Jupyter Notebooks are executable documents containing: formatted text, formatted maths, chunks of code plus figures, tables and textual output generated by that code.
Notebooks can be used:
to develop and execute linear data analysis workflows;
to present linear workflows to others;
as runnable documentation for software packages (e.g. NetworkX examples);
as executable teaching materials (e.g. BAD days tutorials);
Jupyter itself is web application that interprets, runs and renders Notebooks. You interact with it by As you interact with it by just connecting from your web browser the Jupyter server software can be running on your local machine or a remote server (which may have more memory, CPU cores and/or GPUs than your local machine).
Log in to the JupyterHub web inteface,
Specify what resources (memory, CPU cores, GPUs) they want for a Jupyter session,
Start and run a Jupyter Notebook server on a worker node in the cluster using these resources.
This service is currenty experimental. If you use this service and encounter a problem, please provide feedback to firstname.lastname@example.org.
The server that provider the JupyterHub service is typically rebooted at 03:26 on the 2nd Tuesday of the month to install security updates.
The hub of JupyterHub has several components:
an authenticator that allows users to log in, possibly using externally-stored identity information;
a database of user and state information;
a spawner that can start single-user Jupyter Notebook servers on demand.
There is also a web proxy that first routes web connections from a given user to the hub for authentication and possibly choosing spawner options then, after a single-user Jupyter server has been spawned, certain web connections are forwarded to the Jupyter Notebook server. From the user’s perspective it appears that they are interacting with a single web application, even though at times they might be talking to a single-user Jupyter server that running on a different machine to the Hub.
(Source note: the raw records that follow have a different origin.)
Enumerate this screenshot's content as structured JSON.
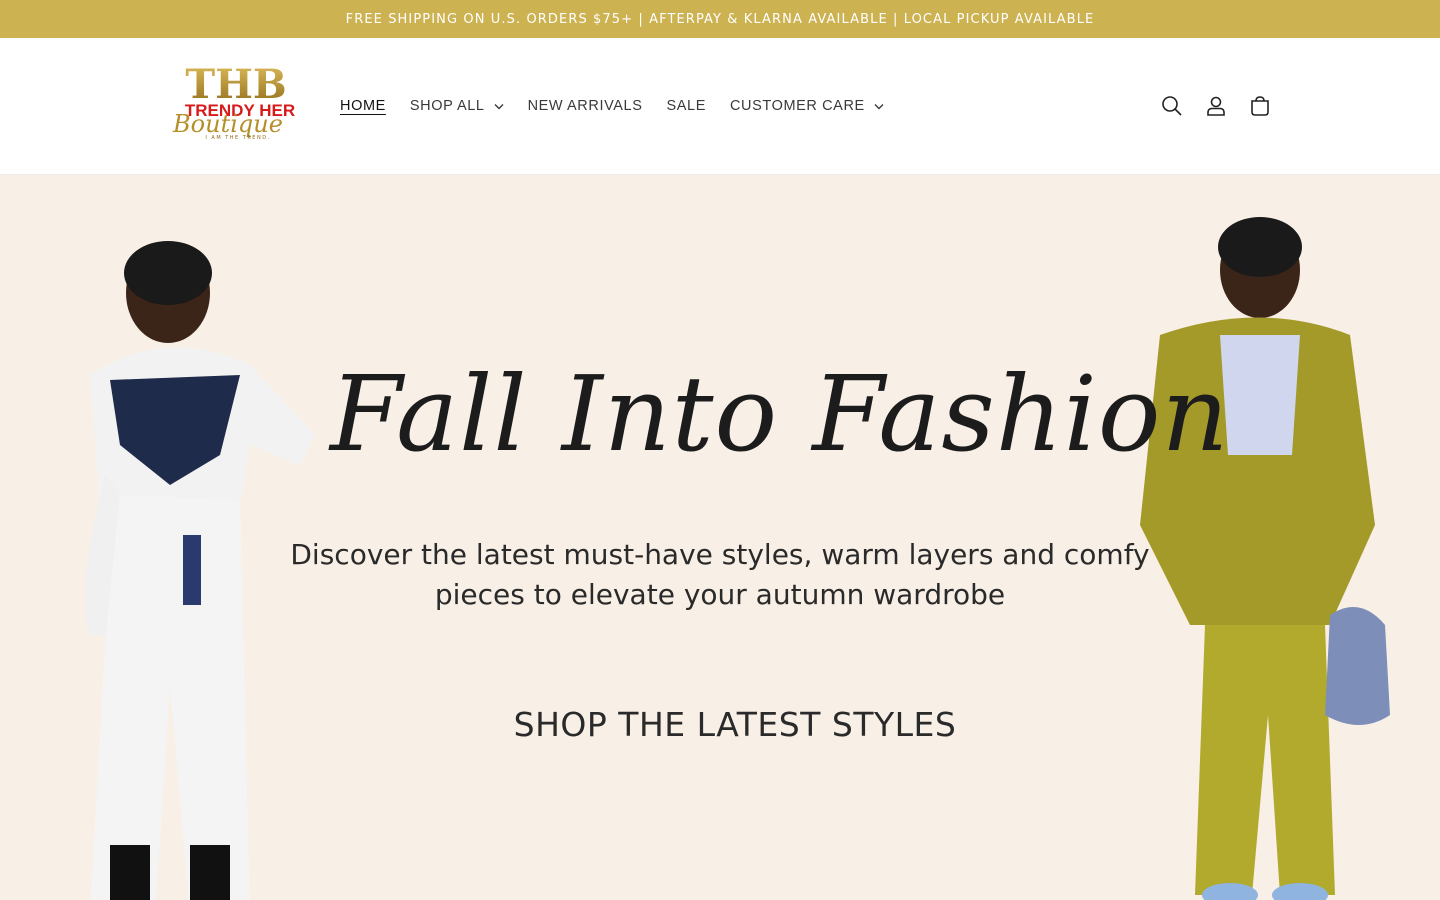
{
  "announcement": {
    "text": "FREE SHIPPING ON U.S. ORDERS $75+  | AFTERPAY & KLARNA AVAILABLE  | LOCAL PICKUP AVAILABLE",
    "background": "#cdb252"
  },
  "logo": {
    "monogram": "THB",
    "name": "TRENDY HER",
    "script": "Boutique",
    "tagline": "I AM THE TREND.",
    "gold": "#b58f2a",
    "red": "#d71a1a"
  },
  "nav": {
    "items": [
      {
        "label": "HOME",
        "active": true,
        "has_dropdown": false
      },
      {
        "label": "SHOP ALL",
        "active": false,
        "has_dropdown": true
      },
      {
        "label": "NEW ARRIVALS",
        "active": false,
        "has_dropdown": false
      },
      {
        "label": "SALE",
        "active": false,
        "has_dropdown": false
      },
      {
        "label": "CUSTOMER CARE",
        "active": false,
        "has_dropdown": true
      }
    ]
  },
  "header_icons": [
    "search-icon",
    "account-icon",
    "cart-icon"
  ],
  "hero": {
    "title": "Fall Into Fashion",
    "subtitle_line1": "Discover the latest must-have styles, warm layers and comfy",
    "subtitle_line2": "pieces to elevate your autumn wardrobe",
    "cta": "SHOP THE LATEST STYLES",
    "background": "#f8efe6"
  }
}
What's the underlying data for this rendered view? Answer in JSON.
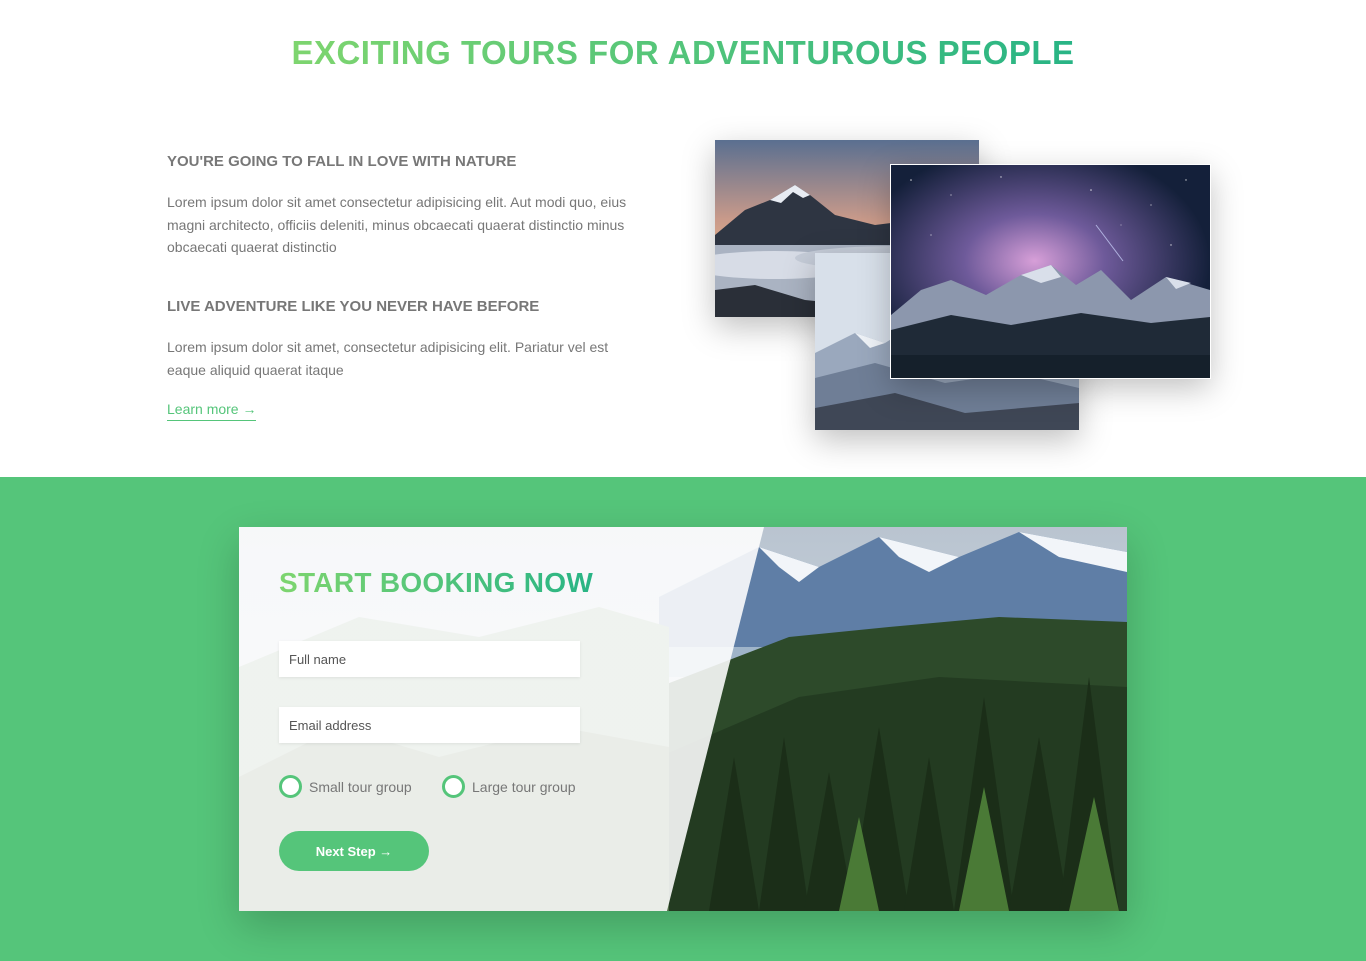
{
  "about": {
    "title": "EXCITING TOURS FOR ADVENTUROUS PEOPLE",
    "heading_1": "YOU'RE GOING TO FALL IN LOVE WITH NATURE",
    "text_1": "Lorem ipsum dolor sit amet consectetur adipisicing elit. Aut modi quo, eius magni architecto, officiis deleniti, minus obcaecati quaerat distinctio minus obcaecati quaerat distinctio",
    "heading_2": "LIVE ADVENTURE LIKE YOU NEVER HAVE BEFORE",
    "text_2": "Lorem ipsum dolor sit amet, consectetur adipisicing elit. Pariatur vel est eaque aliquid quaerat itaque",
    "learn_more": "Learn more →"
  },
  "booking": {
    "title": "START BOOKING NOW",
    "full_name_placeholder": "Full name",
    "email_placeholder": "Email address",
    "options": [
      "Small tour group",
      "Large tour group"
    ],
    "submit_label": "Next Step →"
  },
  "colors": {
    "accent": "#55c57a",
    "gradient_start": "#7ed56f",
    "gradient_end": "#28b485"
  }
}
ShARC uses a custom spawner, sgespawner, that spawns single-user Jupyter servers on one or more worker nodes on ShARC by submitting batch jobs to the Grid Engine job scheduler.
The JupyterHub and
sgespawner configuration allows the user to specify the Grid Engine resources required for the Jupyter session in advance
via a web form then these resources are requested as part of the batch job submission.
Further details of how JupyterHub and
sgespawner are configured on ShARC
can be found in this repository.
The JupyterHub service on ShARC is currently developed and maintained by the University’s Research Software Engineering team. This work has been funded by OpenDreamKit, a Horizon2020 European Research Infrastructure project (676541) that aims to advance the open source computational mathematics ecosystem.
Until 24 Oct 2018 there was a JupyterHub service running on the Iceberg cluster; this was much more limited than the service on ShARC and has been decommissioned. All users interested in running Jupyter Notebooks on local HPC facilities should use JupyterHub on ShARC instead.